Because Glucantime contains toxins, it cannot be purchased over the counter in Turkey, and Syrian doctors are not allowed to acquire the medicine by Turkish law. At a clinic perched above a car garage elsewhere in Reyhanli, Dr Fatma Salah says those restrictions led her to the unusual step of sourcing Glucantime from pharmacies inside Syria.
“Now that supply has dried up,” she said, noting that some sympathetic Turkish doctors have supplied small batches of the medicine on the side to help make up the shortage. “Still, for two months we haven’t had the ability to treat the five or so people who come in for leishmaniasis every day. We’re now focused on just getting painkillers, sanitary supplies, very basic things,” she said.
Refugee influx to strain medical infrastructure
The burden on already overwhelmed Syrian clinics is sure to increase as more refugees flood into Turkey.

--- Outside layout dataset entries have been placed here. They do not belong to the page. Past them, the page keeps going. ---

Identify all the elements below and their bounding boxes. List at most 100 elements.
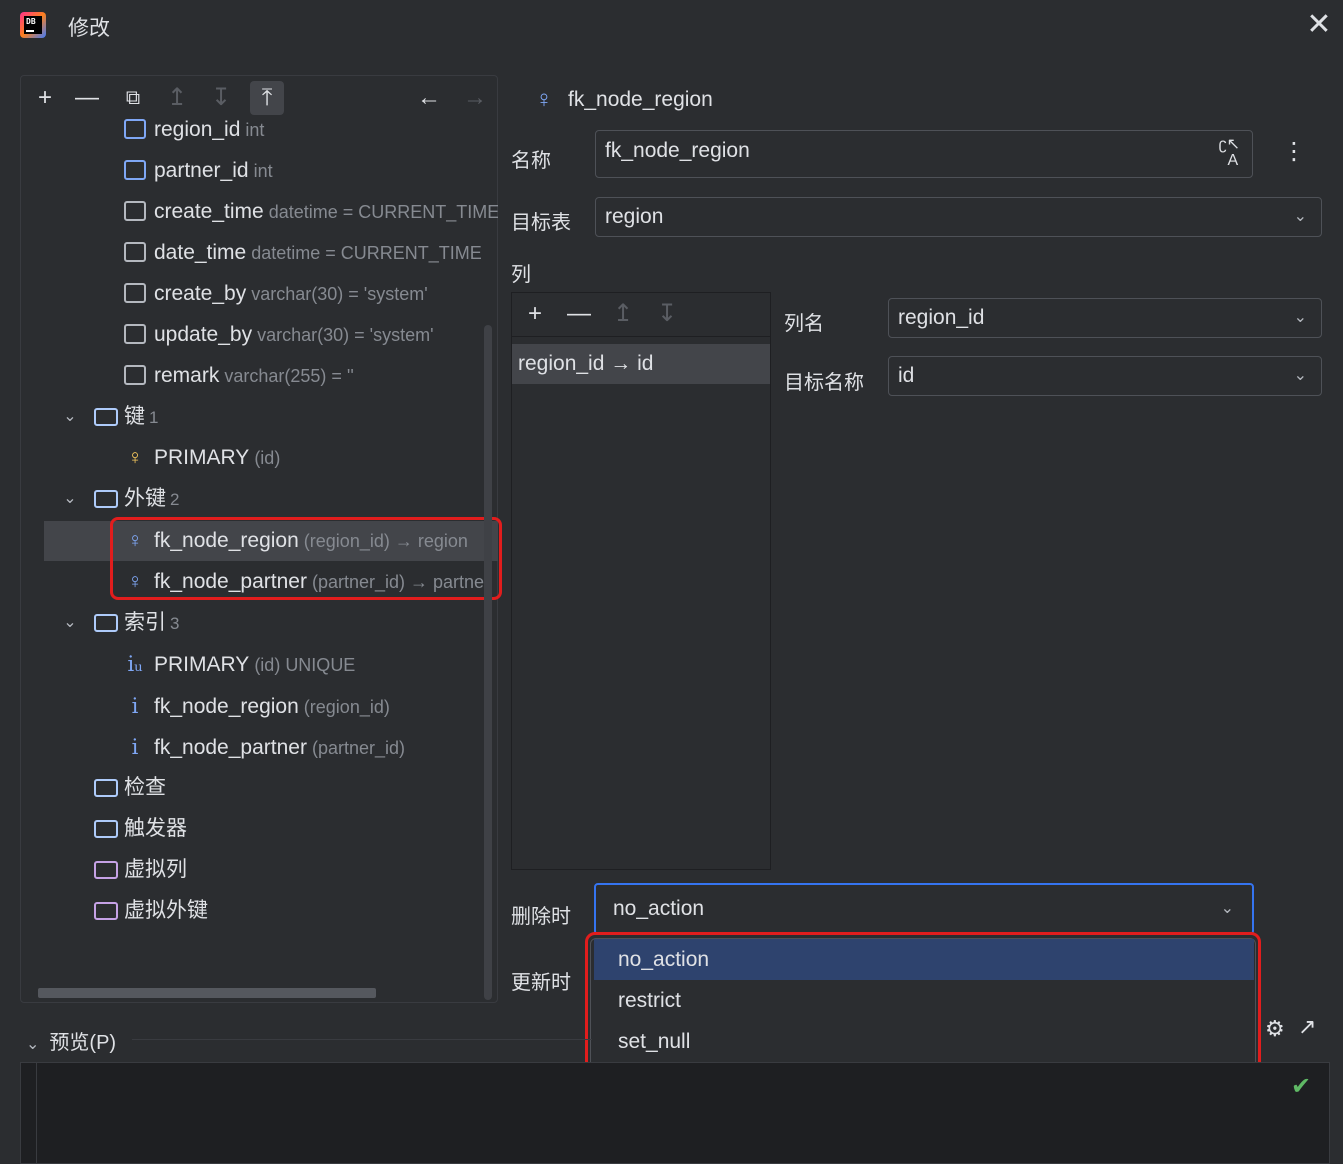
- remove-icon[interactable]: —: [70, 81, 104, 115]
- folder-icon: [94, 490, 118, 508]
- chevron-down-icon: ⌄: [26, 1036, 40, 1053]
- column-name: region_id: [154, 118, 241, 141]
- chevron-down-icon[interactable]: ⌄: [60, 397, 80, 437]
- column-name: create_by: [154, 282, 247, 305]
- tree-column-row[interactable]: create_time datetime = CURRENT_TIME: [124, 192, 498, 232]
- remove-icon[interactable]: —: [562, 297, 596, 331]
- open-external-icon[interactable]: ↗: [1298, 1014, 1316, 1040]
- app-logo-icon: DB: [20, 12, 46, 38]
- on-delete-label: 删除时: [511, 906, 571, 928]
- index-icon: i: [131, 735, 139, 759]
- annotation-highlight: [110, 517, 502, 600]
- title-bar: [0, 0, 1343, 52]
- column-name-select[interactable]: region_id ⌄: [888, 298, 1322, 338]
- fk-column-icon: [124, 160, 146, 180]
- unique-index-icon: iᵤ: [127, 652, 143, 676]
- target-name-value: id: [898, 364, 915, 387]
- dialog-title: 修改: [68, 17, 110, 40]
- folder-icon: [94, 614, 118, 632]
- gutter-divider: [36, 1062, 37, 1164]
- virtual-folder-icon: [94, 861, 118, 879]
- folder-label: 键: [124, 405, 145, 428]
- tree-folder-triggers[interactable]: 触发器: [94, 809, 187, 849]
- on-update-label: 更新时: [511, 972, 571, 994]
- on-delete-select[interactable]: no_action ⌄: [594, 883, 1254, 935]
- gear-icon[interactable]: ⚙: [1265, 1016, 1285, 1042]
- chevron-down-icon: ⌄: [1293, 208, 1307, 225]
- column-name-value: region_id: [898, 306, 985, 329]
- tree-folder-foreign-keys[interactable]: 外键 2: [94, 479, 179, 519]
- tree-column-row[interactable]: update_by varchar(30) = 'system': [124, 315, 434, 355]
- tree-vertical-scrollbar[interactable]: [484, 325, 492, 1000]
- column-detail: varchar(30) = 'system': [252, 325, 434, 345]
- tree-horizontal-scrollbar[interactable]: [38, 988, 376, 998]
- add-icon[interactable]: +: [518, 297, 552, 331]
- key-name: PRIMARY: [154, 446, 250, 469]
- folder-label: 外键: [124, 487, 166, 510]
- key-detail: (id): [249, 448, 281, 468]
- translate-icon[interactable]: ʗ↖ A: [1219, 137, 1240, 169]
- tree-index-row[interactable]: iᵤ PRIMARY (id) UNIQUE: [124, 644, 355, 684]
- check-icon: ✔: [1291, 1073, 1312, 1100]
- column-name: partner_id: [154, 159, 249, 182]
- move-down-icon[interactable]: ↧: [650, 297, 684, 331]
- folder-label: 检查: [124, 776, 166, 799]
- folder-label: 虚拟列: [124, 858, 187, 881]
- tree-column-row[interactable]: remark varchar(255) = '': [124, 356, 354, 396]
- forward-arrow-icon[interactable]: →: [458, 81, 492, 115]
- more-options-icon[interactable]: ⋮: [1282, 140, 1306, 164]
- index-name: fk_node_region: [154, 695, 299, 718]
- name-label: 名称: [511, 150, 551, 172]
- column-name: update_by: [154, 323, 253, 346]
- columns-label: 列: [511, 264, 531, 286]
- column-detail: datetime = CURRENT_TIME: [263, 202, 498, 222]
- name-input[interactable]: fk_node_region ʗ↖ A: [595, 130, 1253, 178]
- column-name-label: 列名: [784, 313, 824, 335]
- primary-key-icon: ♀: [127, 446, 143, 469]
- folder-label: 虚拟外键: [124, 899, 208, 922]
- preview-toggle[interactable]: ⌄ 预览(P): [26, 1026, 116, 1055]
- folder-icon: [94, 408, 118, 426]
- detail-header-title: fk_node_region: [568, 88, 713, 111]
- foreign-key-icon: ♀: [535, 86, 553, 113]
- tree-key-row[interactable]: ♀ PRIMARY (id): [124, 438, 280, 478]
- fk-column-icon: [124, 119, 146, 139]
- move-up-icon[interactable]: ↥: [606, 297, 640, 331]
- tree-folder-checks[interactable]: 检查: [94, 768, 166, 808]
- tree-folder-indexes[interactable]: 索引 3: [94, 603, 179, 643]
- sql-preview-area[interactable]: [20, 1062, 1330, 1164]
- index-detail: (partner_id): [306, 738, 405, 758]
- folder-icon: [94, 820, 118, 838]
- column-icon: [124, 283, 146, 303]
- column-detail: int: [248, 161, 273, 181]
- chevron-down-icon: ⌄: [1293, 367, 1307, 384]
- tree-column-row[interactable]: region_id int: [124, 110, 264, 150]
- column-mapping-row[interactable]: region_id → id: [512, 344, 770, 384]
- tree-folder-keys[interactable]: 键1: [94, 397, 158, 437]
- folder-label: 触发器: [124, 817, 187, 840]
- chevron-down-icon[interactable]: ⌄: [60, 603, 80, 643]
- tree-column-row[interactable]: create_by varchar(30) = 'system': [124, 274, 428, 314]
- folder-count: 2: [170, 490, 180, 509]
- tree-folder-virtual-columns[interactable]: 虚拟列: [94, 850, 187, 890]
- target-name-select[interactable]: id ⌄: [888, 356, 1322, 396]
- column-icon: [124, 201, 146, 221]
- tree-column-row[interactable]: partner_id int: [124, 151, 273, 191]
- tree-index-row[interactable]: i fk_node_region (region_id): [124, 686, 390, 726]
- tree-index-row[interactable]: i fk_node_partner (partner_id): [124, 727, 405, 767]
- add-icon[interactable]: +: [28, 81, 62, 115]
- tree-folder-virtual-fks[interactable]: 虚拟外键: [94, 891, 208, 931]
- back-arrow-icon[interactable]: ←: [412, 81, 446, 115]
- close-icon[interactable]: ✕: [1303, 10, 1335, 42]
- index-icon: i: [131, 694, 139, 718]
- column-icon: [124, 365, 146, 385]
- folder-count: 3: [170, 614, 180, 633]
- chevron-down-icon[interactable]: ⌄: [60, 479, 80, 519]
- target-table-value: region: [605, 205, 664, 228]
- divider: [132, 1039, 592, 1040]
- index-name: PRIMARY: [154, 653, 250, 676]
- target-name-label: 目标名称: [784, 372, 864, 394]
- target-table-select[interactable]: region ⌄: [595, 197, 1322, 237]
- chevron-down-icon: ⌄: [1220, 900, 1234, 917]
- tree-column-row[interactable]: date_time datetime = CURRENT_TIME: [124, 233, 498, 273]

The UN estimates that as many as one million refugees may be living in Turkey by the end of the year, straining health systems, housing prices and social tensions. AFAD currently houses just over 200,000 in camps, and a spokesperson said it will have trouble assisting the additional 300,000 refugees who are already in Turkey but do not live in camps.

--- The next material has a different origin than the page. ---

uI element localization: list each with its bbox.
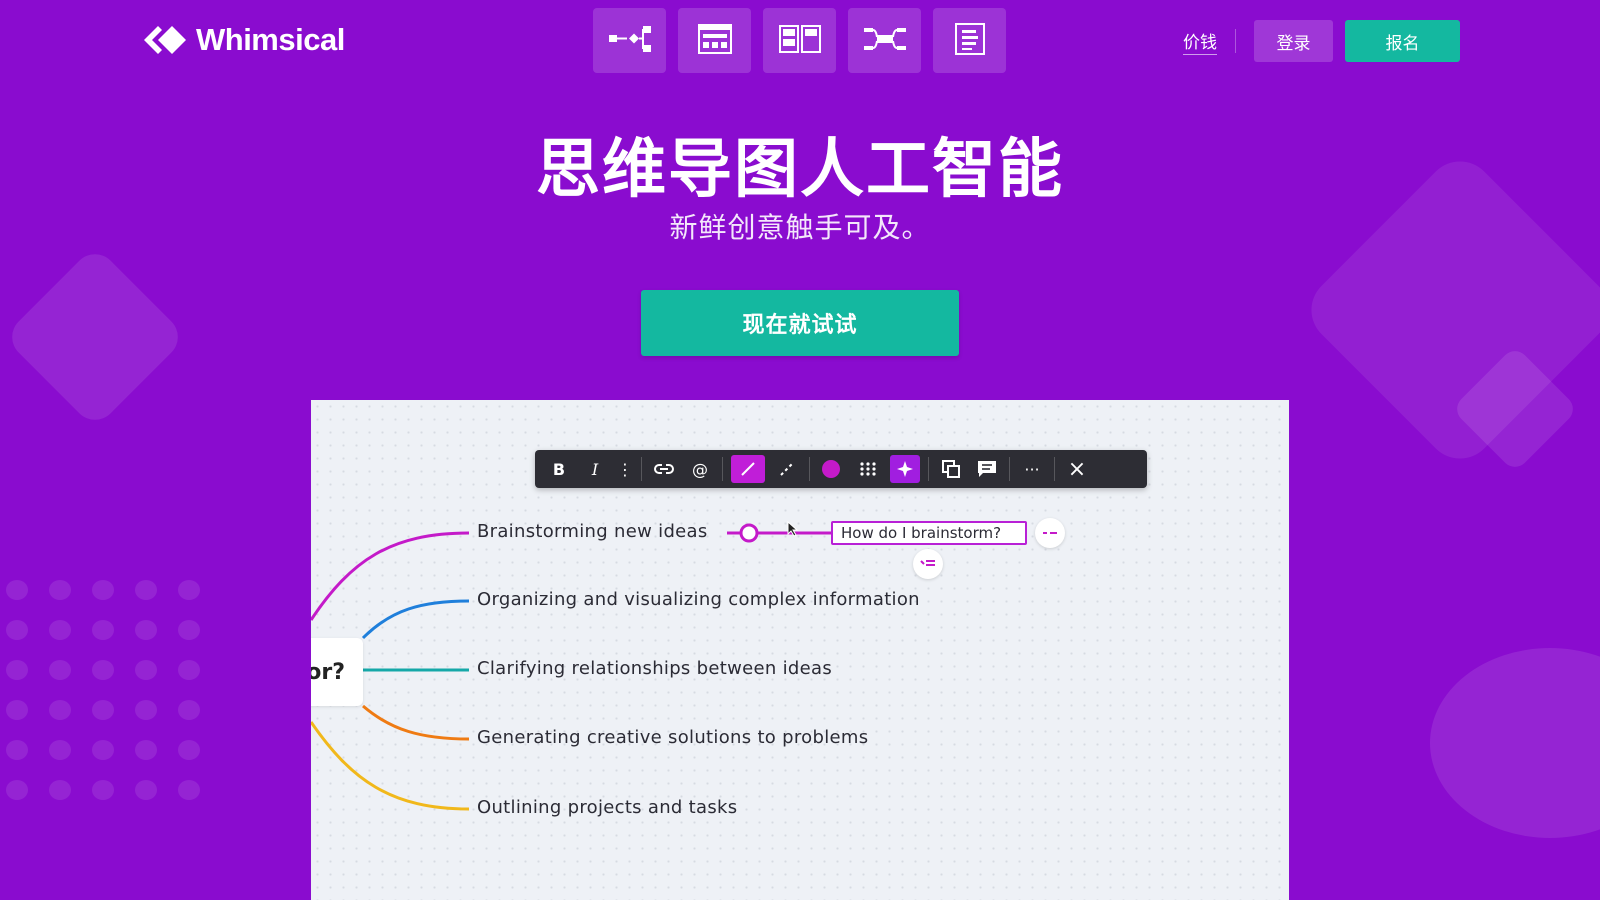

“We’re working on getting more free treatment to people outside the camps for measles and leishmaniasis,” said Alagöz, who nonetheless acknowledged that capacity for free treatment was highly unlikely to meet demand. “Right now, we’re mostly working on understanding just how big this problem is.” The government has not yet taken preventative steps, such as indoor spraying or the distribution of insecticide-treated bednets, he added.
A study by the Turkish charity Support to Life (STL) warned in August that as savings run dry and families are no longer able to independently pay for their own medical expenses, the material and medical needs of urban refugees already living in Turkey is also likely to grow exponentially.
As demand among Syrians for free health care rises, many Turks say they are unsure if hospitals should change their policy of charging for care.
“We’ve given enough to refugees here,” said Selma Doganer, a high school teacher in Antakya. Doganer suggested international aid organizations, not Ankara, should pay future bills. “Syrians may think our prime minister will pay for everything. But we are paying much of the bill.”
If the capacity of clinics to treat the communicable diseases of Syrians does not grow with demand, the spread of the disease might add another dimension to already strained tensions. Most of those tensions have been attributed to ethnic fault lines between Sunni refugees and large populations of Alawite and Alevi Turks who live along the border. But even without sectarian differences, foreigners are often the first to take the blame when something goes wrong.
Savas, the doctor, points to the Reyhanli bombing, when over 50 people in the border town died this May: “Reyhanli is a Sunni town, but suddenly they began to blame the refugees for everything that happened. Anger can suddenly explode in unexpected ways.”
He suggests that leishmaniasis, with its visible, infectious-looking sores, will not help the problem. “It’s just another reason we need to get this under control,” he said.
Hotez, the US academic, agrees: “It’s one of the most stigmatizing diseases you can have.”